De cette œuvre devenue protéiforme, l'ouvrage publié aujourd'hui présente la matrice : le travail sur les visages. Et cette matrice elle-même s'inscrit entre deux extrêmes, parcourant en quelque sorte à rebours le chemin de la vie, des faces des vieillards où elle s'enracine, à celles des nouveau-nés où elle trouve un achèvement. Ensuite le passage se fera du noir et blanc à la couleur, puis de l'image photographique à l'image video ; et enfin du visage décontextualisé à l'espace de l'environnement.
Mais cette extension du champ de l'œuvre n'en rend pas pour autant l'origine obsolète. Elle y demeure au contraire comme la permanence d'une radicalité que rien, dans les nouvelles orientations de l'œuvre, ne vient jamais démentir. C'est cette radicalité qu'on voudrait interroger ici, à partir de ses deux séries piliers.

I.

Les vieillards ont en effet constitué le premier travail photographique de Philippe Bazin, réalisé au milieu des années 80 et publié en 1990 dans le livre faces ; les nouveau-nés constituent l’une des dernières grandes séries de visages, réalisée à la fin des années 90 et publiée en 1999 dans le livre Nés.
Entre les deux, quinze ans d’un travail exigeant, non seulement sur les visages vivants (la série des adultes aliénés, celle des adolescents, celle des enfants hospitalisés, celle des prisonniers), mais sur les visages-oeuvres (Le Philosophe d’après Dietman, Les Bourgeaois de Calais d’après Rodin, les dessins de visages d’après Picasso).
Mais la confrontation entre ces deux séries-phares ne met pas seulement en évidence la radicalité méthodique de ce travail : elle dénote une attitude qui positionne l'œuvre, à la fois dans le champ de la photographie et dans celui de l’art contemporain. Une volonté spécifiquement contemporaine de radicalisation du regard porté sur le monde.

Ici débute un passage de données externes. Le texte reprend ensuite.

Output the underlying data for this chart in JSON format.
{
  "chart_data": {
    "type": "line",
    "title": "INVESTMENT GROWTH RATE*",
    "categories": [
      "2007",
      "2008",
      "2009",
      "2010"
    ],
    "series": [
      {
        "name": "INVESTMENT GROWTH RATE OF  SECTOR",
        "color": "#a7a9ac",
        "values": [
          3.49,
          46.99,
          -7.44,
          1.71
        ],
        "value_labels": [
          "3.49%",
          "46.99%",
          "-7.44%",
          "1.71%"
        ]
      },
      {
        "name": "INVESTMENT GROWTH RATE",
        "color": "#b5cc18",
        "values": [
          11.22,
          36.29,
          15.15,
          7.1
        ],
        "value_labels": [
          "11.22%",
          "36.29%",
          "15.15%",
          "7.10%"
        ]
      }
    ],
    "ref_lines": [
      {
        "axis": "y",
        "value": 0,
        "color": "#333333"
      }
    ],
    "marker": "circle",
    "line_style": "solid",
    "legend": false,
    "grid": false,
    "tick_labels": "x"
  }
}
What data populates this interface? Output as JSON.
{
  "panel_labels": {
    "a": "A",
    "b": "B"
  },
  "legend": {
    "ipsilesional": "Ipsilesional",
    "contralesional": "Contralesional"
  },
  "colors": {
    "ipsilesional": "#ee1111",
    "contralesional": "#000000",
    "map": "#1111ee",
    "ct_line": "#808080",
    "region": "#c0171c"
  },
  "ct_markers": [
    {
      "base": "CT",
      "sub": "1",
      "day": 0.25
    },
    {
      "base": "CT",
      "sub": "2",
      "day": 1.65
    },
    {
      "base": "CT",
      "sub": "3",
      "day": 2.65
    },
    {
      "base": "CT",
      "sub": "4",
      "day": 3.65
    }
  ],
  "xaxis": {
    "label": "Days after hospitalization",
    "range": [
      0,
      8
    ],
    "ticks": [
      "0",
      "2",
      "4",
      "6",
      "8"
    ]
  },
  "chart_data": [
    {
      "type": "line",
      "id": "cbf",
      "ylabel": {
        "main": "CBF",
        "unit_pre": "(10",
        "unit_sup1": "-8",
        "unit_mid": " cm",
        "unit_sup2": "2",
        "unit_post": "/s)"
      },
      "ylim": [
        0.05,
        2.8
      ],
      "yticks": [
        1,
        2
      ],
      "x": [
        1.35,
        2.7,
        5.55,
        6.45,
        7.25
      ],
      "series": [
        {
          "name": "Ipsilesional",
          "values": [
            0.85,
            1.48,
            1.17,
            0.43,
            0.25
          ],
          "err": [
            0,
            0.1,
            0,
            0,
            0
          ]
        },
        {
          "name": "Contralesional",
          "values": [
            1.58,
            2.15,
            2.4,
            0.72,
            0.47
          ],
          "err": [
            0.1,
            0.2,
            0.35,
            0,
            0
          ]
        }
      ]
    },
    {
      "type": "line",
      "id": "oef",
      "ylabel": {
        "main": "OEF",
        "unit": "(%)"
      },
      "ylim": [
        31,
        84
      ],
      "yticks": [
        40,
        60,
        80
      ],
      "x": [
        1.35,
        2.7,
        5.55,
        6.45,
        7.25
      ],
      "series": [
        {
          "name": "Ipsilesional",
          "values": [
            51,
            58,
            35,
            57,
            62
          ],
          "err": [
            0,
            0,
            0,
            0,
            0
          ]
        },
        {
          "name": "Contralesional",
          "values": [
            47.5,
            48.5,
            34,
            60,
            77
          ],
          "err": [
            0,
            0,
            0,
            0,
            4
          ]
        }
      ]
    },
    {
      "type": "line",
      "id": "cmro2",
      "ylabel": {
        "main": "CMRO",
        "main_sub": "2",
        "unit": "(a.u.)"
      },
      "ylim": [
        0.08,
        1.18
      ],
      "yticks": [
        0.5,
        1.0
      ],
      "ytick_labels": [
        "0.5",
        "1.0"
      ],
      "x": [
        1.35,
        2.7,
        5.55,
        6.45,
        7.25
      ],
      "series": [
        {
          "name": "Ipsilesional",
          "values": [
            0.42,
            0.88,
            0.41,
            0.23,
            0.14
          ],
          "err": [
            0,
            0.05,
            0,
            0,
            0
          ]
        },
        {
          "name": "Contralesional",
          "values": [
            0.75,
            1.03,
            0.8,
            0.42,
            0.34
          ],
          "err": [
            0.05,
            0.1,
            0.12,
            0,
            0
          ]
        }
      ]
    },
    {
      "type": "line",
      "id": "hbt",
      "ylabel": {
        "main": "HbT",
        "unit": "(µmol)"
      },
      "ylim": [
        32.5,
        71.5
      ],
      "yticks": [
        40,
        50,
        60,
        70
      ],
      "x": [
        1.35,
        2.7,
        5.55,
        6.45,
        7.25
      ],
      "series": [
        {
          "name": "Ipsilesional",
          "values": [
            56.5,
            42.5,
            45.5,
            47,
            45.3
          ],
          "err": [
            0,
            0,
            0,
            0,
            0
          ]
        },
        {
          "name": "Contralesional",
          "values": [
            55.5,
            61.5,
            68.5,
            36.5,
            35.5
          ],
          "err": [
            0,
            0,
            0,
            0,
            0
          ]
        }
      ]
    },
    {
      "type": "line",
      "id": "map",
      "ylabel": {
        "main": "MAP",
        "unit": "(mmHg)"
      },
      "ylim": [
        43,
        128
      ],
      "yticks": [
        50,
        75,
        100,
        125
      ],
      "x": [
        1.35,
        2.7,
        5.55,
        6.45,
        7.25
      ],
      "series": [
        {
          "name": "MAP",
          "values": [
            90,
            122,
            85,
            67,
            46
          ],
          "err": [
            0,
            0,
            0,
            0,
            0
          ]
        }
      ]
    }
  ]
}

Cette double série présente la face humaine dans les moments extrêmes de son existence vivante. C’est donc la vie elle-même que l’on prend ici en pleine face. Vie comme énergie d’un vouloir-être, affirmée avec la même intransigeance dans la violence de l’accès à l’existence et dans la proximité de la disparition.
En pleine période romantique, au début du XIXème, dans les Recherches physiologiques sur la vie et la mort, Xavier Bichat, médecin français, définissait la vie comme “l’ensemble des fonctions qui résistent à la mort”. Ainsi, par la discipline exigeante de ce travail, la force du sujet et celle du médium entrent en interaction pour affirmer, par la présence physique elle-même, une résistance paradoxale au biologique : ce qui nous saisit dans ces images, c’est que la même dynamique soit à l’oeuvre face à l’imminence du danger de mort et face à la proximité de la dépendance intra-utérine. Que la lutte contre l’entropie ne soit pas moins forte que la tension vers l’émergence.
Ce face à face entre vieillards et nouveau-nés ne vient donc ni définir un cycle, ni déplorer une décrépitude, mais manifester au contraire une permanence universelle : celle d’une présence au monde qui, dans les deux grands moments biologiques de l’existence, dit précisément que la vie humaine ne peut jamais se réduire au biologique.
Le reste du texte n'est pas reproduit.